彼の瞳に独占されています
◇失恋の傷を癒すもの
優しくて、頼りがいがあって、包容力と経済力を兼ね備えている。容姿は人並みでも、スーツが似合えば良し。
……それが、私、長谷川 萌(はせがわ もえ)が求める理想の男性像。
老舗デパートの紳士服売場で働いている私は、仕事柄、スーツに関しては目が肥えている。
スーツフェチとでも言おうか、完璧な着こなしをする人に出逢うとキュンとしてしまうのだ。自分に一番合ったスーツを着こなしている人は、なかなか少ないから。
そんな私の目の前で今、一流IT企業に勤める五歳年上の浮名(うきな)さんが、高級ホテルのスーペリアルームにスーツを脱ぎ捨てていく。

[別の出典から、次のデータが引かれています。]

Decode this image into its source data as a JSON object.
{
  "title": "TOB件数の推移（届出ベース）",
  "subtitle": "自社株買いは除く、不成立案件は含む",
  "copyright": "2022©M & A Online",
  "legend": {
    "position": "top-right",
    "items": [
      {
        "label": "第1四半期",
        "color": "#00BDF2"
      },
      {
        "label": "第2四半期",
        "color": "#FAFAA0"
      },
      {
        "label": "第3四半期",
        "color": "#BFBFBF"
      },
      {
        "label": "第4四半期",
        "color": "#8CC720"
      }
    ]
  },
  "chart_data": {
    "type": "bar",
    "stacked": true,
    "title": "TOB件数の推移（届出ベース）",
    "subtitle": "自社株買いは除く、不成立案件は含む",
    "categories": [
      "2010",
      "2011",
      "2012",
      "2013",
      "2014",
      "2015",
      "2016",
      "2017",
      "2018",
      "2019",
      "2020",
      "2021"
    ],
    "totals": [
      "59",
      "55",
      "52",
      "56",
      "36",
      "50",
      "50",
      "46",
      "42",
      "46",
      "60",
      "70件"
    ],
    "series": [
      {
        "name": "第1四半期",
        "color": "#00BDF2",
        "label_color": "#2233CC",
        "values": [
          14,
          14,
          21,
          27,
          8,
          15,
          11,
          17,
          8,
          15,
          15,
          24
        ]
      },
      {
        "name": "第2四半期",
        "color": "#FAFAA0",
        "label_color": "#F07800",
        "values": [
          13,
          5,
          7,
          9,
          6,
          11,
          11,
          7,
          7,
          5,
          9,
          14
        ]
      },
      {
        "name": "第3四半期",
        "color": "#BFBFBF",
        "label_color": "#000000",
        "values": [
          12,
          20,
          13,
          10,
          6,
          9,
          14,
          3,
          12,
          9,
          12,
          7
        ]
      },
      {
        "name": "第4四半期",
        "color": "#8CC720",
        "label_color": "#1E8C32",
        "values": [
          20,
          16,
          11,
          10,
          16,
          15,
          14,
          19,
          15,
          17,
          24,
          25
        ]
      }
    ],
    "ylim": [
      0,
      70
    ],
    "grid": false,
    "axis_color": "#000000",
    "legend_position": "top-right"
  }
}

シワになっちゃう……なんて思いながらも、ネクタイを緩める仕草や、露わになる筋肉質な素肌に目を奪われてしまって。
甘く微笑んだ彼に、引き寄せられて濃密なキスを落とされたら、もう他のことはどうでもいい。
戦闘服と言われるそれを脱いで、無防備だけど逞しい身体に求められるこの瞬間が好き。自分が女だと感じられる、至福の時だから……。
今日も目一杯愛されようと、彼の首にしがみつきながら、ベッドに優しく押し倒された。